Both Sheahan and Parker told Good News that they were stunned by Orendorff’s characterization of the situation, especially since neither of them had been consulted before a so-called “just resolution” had been declared. “The decision to not certify a charge when the respondents have admitted guilt, is incredible,” Sheahan said. “Instead of forwarding a charge as prescribed by the Book of Discipline, Counsel for the Church became essentially the judge and jury by determining what a ‘just resolution’ would be.”

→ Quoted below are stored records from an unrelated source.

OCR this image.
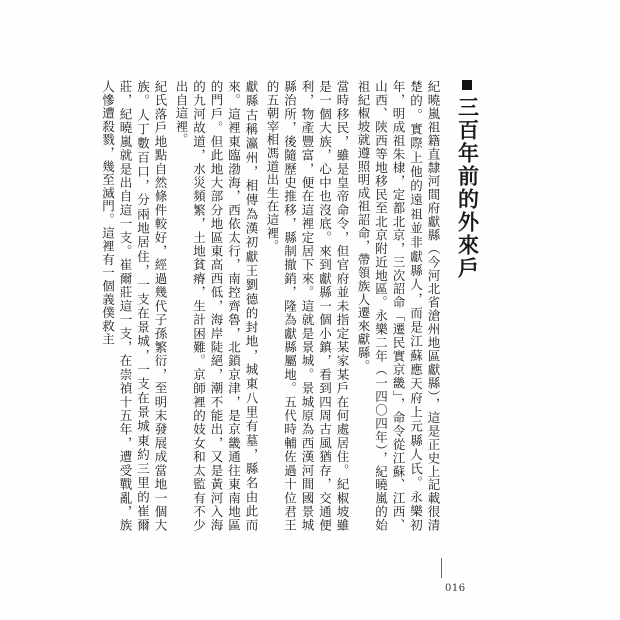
三百年前的外來戶
紀曉嵐祖籍直隸河間府獻縣（今河北省滄州地區獻縣），這是正史上記載很清楚的。實際上他的遠祖並非獻縣人，而是江蘇應天府上元縣人氏。永樂初年，明成祖朱棣，定都北京，三次詔命「遷民實京畿」，命令從江蘇、江西、山西、陝西等地移民至北京附近地區。永樂二年（一四〇四年），紀曉嵐的始祖紀椒坡就遵照明成祖詔命，帶領族人遷來獻縣。
當時移民，雖是皇帝命令，但官府並未指定某家某戶在何處居住。紀椒坡雖是一個大族，心中也沒底。來到獻縣一個小鎮，看到四周古風猶存，交通便利，物產豐富，便在這裡定居下來。這就是景城。景城原為西漢河間國景城縣治所，後隨歷史推移，縣制撤銷，隆為獻縣屬地。五代時輔佐過十位君王的五朝宰相馮道出生在這裡。
獻縣古稱瀛州，相傳為漢初獻王劉德的封地，城東八里有墓，縣名由此而來。這裡東臨渤海，西依太行，南控齊魯，北鎖京津，是京畿通往東南地區的門戶。但此地大部分地區東高西低，海岸陡絕，潮不能出，又是黃河入海的九河故道，水災頻繁，土地貧瘠，生計困難。京師裡的妓女和太監有不少出自這裡。
紀氏落戶地點自然條件較好，經過幾代子孫繁衍，至明末發展成當地一個大族。人丁數百口，分兩地居住，一支在景城，一支在景城東約三里的崔爾莊，紀曉嵐就是出自這一支。崔爾莊這一支，在崇禎十五年，遭受戰亂，族人慘遭殺戮，幾至滅門。這裡有一個義僕救主
016
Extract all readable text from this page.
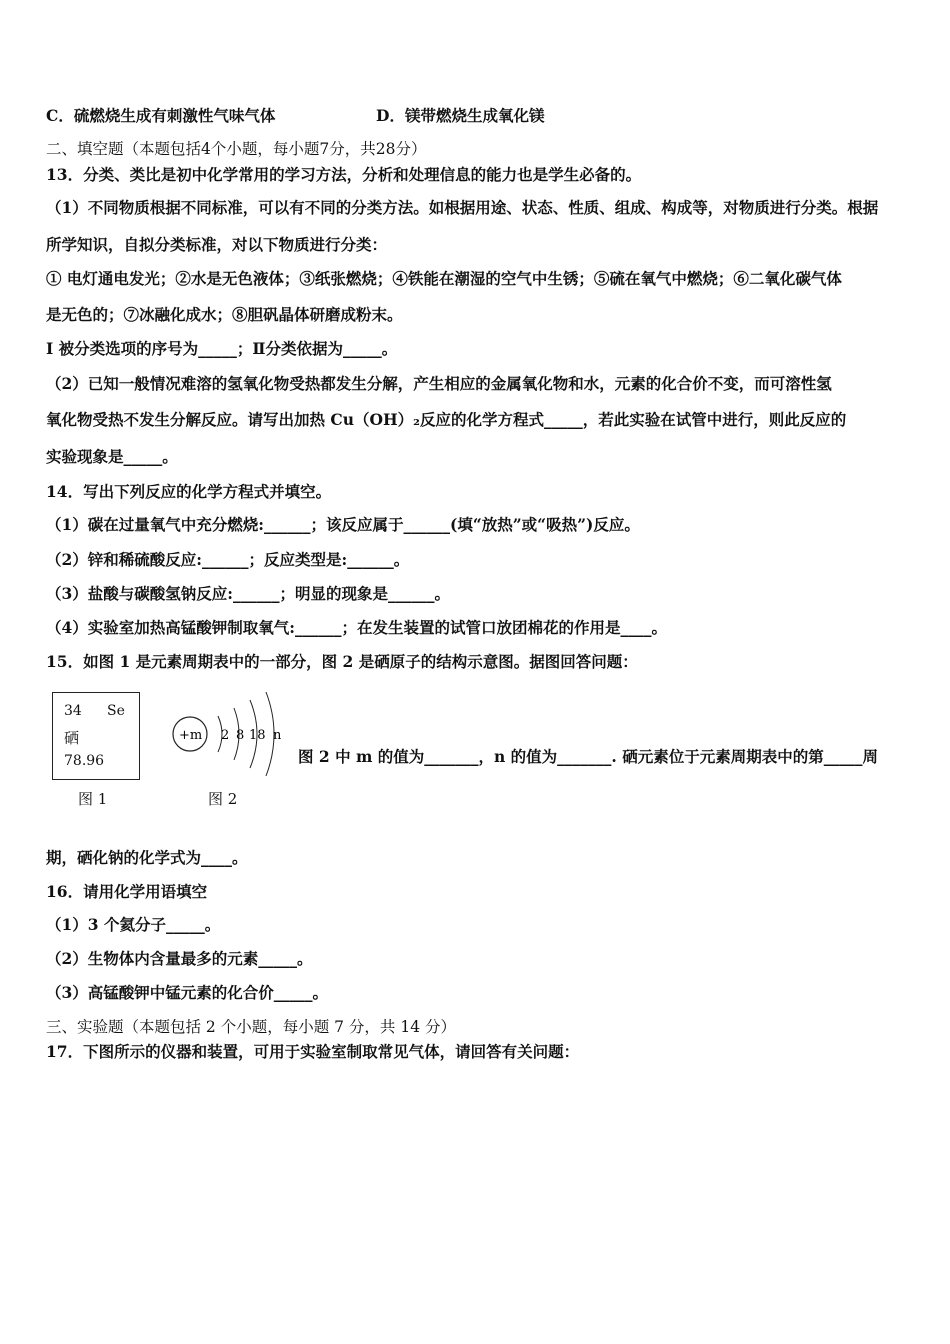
C．硫燃烧生成有刺激性气味气体	D．镁带燃烧生成氧化镁
二、填空题（本题包括4个小题，每小题7分，共28分）
13．分类、类比是初中化学常用的学习方法，分析和处理信息的能力也是学生必备的。
（1）不同物质根据不同标准，可以有不同的分类方法。如根据用途、状态、性质、组成、构成等，对物质进行分类。根据
所学知识，自拟分类标准，对以下物质进行分类：
① 电灯通电发光；②水是无色液体；③纸张燃烧；④铁能在潮湿的空气中生锈；⑤硫在氧气中燃烧；⑥二氧化碳气体
是无色的；⑦冰融化成水；⑧胆矾晶体研磨成粉末。
I 被分类选项的序号为_____；Ⅱ分类依据为_____。
（2）已知一般情况难溶的氢氧化物受热都发生分解，产生相应的金属氧化物和水，元素的化合价不变，而可溶性氢
氧化物受热不发生分解反应。请写出加热 Cu（OH）₂反应的化学方程式_____，若此实验在试管中进行，则此反应的
实验现象是_____。
14．写出下列反应的化学方程式并填空。
（1）碳在过量氧气中充分燃烧:______；该反应属于______(填“放热”或“吸热”)反应。
（2）锌和稀硫酸反应:______；反应类型是:______。
（3）盐酸与碳酸氢钠反应:______；明显的现象是______。
（4）实验室加热高锰酸钾制取氧气:______；在发生装置的试管口放团棉花的作用是____。
15．如图 1 是元素周期表中的一部分，图 2 是硒原子的结构示意图。据图回答问题：
34 Se
硒
78.96
图 1
+m 2 8 18 n
图 2
图 2 中 m 的值为_______，n 的值为_______. 硒元素位于元素周期表中的第_____周
期，硒化钠的化学式为____。
16．请用化学用语填空
（1）3 个氦分子_____。
（2）生物体内含量最多的元素_____。
（3）高锰酸钾中锰元素的化合价_____。
三、实验题（本题包括 2 个小题，每小题 7 分，共 14 分）
17．下图所示的仪器和装置，可用于实验室制取常见气体，请回答有关问题：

“As a complainant, I have only asked for the upholding of our common standard that we all agreed to in our ordination vows,” Parker said. “We made several good-faith offers through the oversight process which we believe could have staved off a trial to save time, expense, and negative publicity. In the end, we were described by the Church Counsel as no longer interested in ‘seeking a just resolution.’ While I assume he meant a path that did not lead to trial (which we offered), those offers were denied and the summary statement can lead one to think that the complainants did not engage in fair, good-faith conversations.”

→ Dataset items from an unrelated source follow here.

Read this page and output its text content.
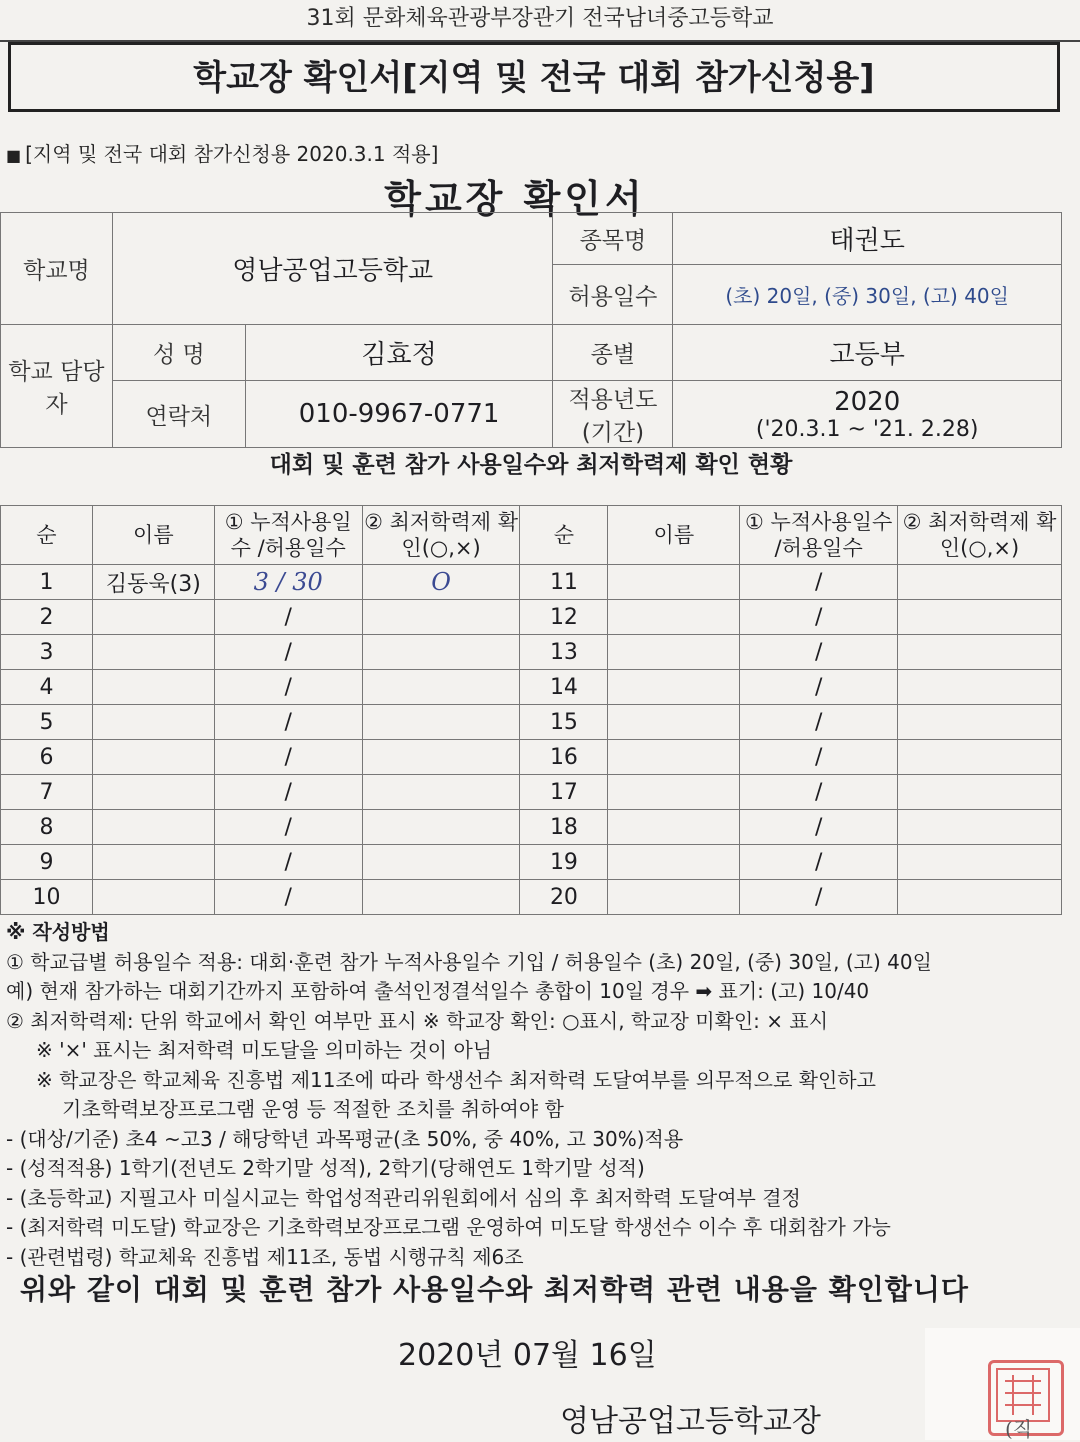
31회 문화체육관광부장관기 전국남녀중고등학교
학교장 확인서[지역 및 전국 대회 참가신청용]
■ [지역 및 전국 대회 참가신청용 2020.3.1 적용]
학교장 확인서
학교명	영남공업고등학교		종목명	태권도
			허용일수	(초) 20일, (중) 30일, (고) 40일
학교 담당자	성 명	김효정	종별	고등부
	연락처	010-9967-0771	적용년도 (기간)	2020
('20.3.1 ~ '21. 2.28)
대회 및 훈련 참가 사용일수와 최저학력제 확인 현황
순	이름	① 누적사용일수 /허용일수	② 최저학력제 확인(○,×)	순	이름	① 누적사용일수 /허용일수	② 최저학력제 확인(○,×)
1	김동욱(3)	3 / 30	O	11		/	
2		/		12		/	
3		/		13		/	
4		/		14		/	
5		/		15		/	
6		/		16		/	
7		/		17		/	
8		/		18		/	
9		/		19		/	
10		/		20		/	
※ 작성방법
① 학교급별 허용일수 적용: 대회·훈련 참가 누적사용일수 기입 / 허용일수 (초) 20일, (중) 30일, (고) 40일
예) 현재 참가하는 대회기간까지 포함하여 출석인정결석일수 총합이 10일 경우 ➡ 표기: (고) 10/40
② 최저학력제: 단위 학교에서 확인 여부만 표시 ※ 학교장 확인: ○표시, 학교장 미확인: × 표시
※ '×' 표시는 최저학력 미도달을 의미하는 것이 아님
※ 학교장은 학교체육 진흥법 제11조에 따라 학생선수 최저학력 도달여부를 의무적으로 확인하고
기초학력보장프로그램 운영 등 적절한 조치를 취하여야 함
- (대상/기준) 초4 ~고3 / 해당학년 과목평균(초 50%, 중 40%, 고 30%)적용
- (성적적용) 1학기(전년도 2학기말 성적), 2학기(당해연도 1학기말 성적)
- (초등학교) 지필고사 미실시교는 학업성적관리위원회에서 심의 후 최저학력 도달여부 결정
- (최저학력 미도달) 학교장은 기초학력보장프로그램 운영하여 미도달 학생선수 이수 후 대회참가 가능
- (관련법령) 학교체육 진흥법 제11조, 동법 시행규칙 제6조
위와 같이 대회 및 훈련 참가 사용일수와 최저학력 관련 내용을 확인합니다
2020년 07월 16일
영남공업고등학교장	(직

Sheahan and Parker were very specific about what they perceived as a “just resolution” to the filed charges. “Our main request as complainants was that the respondents would agree to not perform future ceremonies which the Discipline prohibits,” Sheahan said. “Our offer was refused (not the other way around). The decision to accept the Counsel’s recommendation further divides the church.”

“‘Overly gracious’ is the phrase I would use to describe our efforts to avoid trial,” Parker concluded. “In the end, an executive decision has been made for us all. It is a ‘verdict’ that has little meaning and no meat to deter others from following the same course of action. One can only believe, that is exactly the point of the decision.”

–Good News Media Service

Comments

  1. Really, A one day suspension without pay for an admitted volition of UMC discipline? I find that to be less than a slap on the hand. Until some meat is put to the outright resolution to disobey Church law, nothing is going to change. Should the penalty not be immediate suspension, and lost of credentials? Seems there is a greater debate going on about “re-baptism” than a violation of marriage law. It leaves many of us totally confused.

  2. A total mocking of the church and a blatant disregard for it. Insult added to injury as these folks have no regard for anything but their selfish, secular driven agenda. The most outrageous part of this is that they continue doing what they do with little or no consequence in these protected places— and that is unexplainable.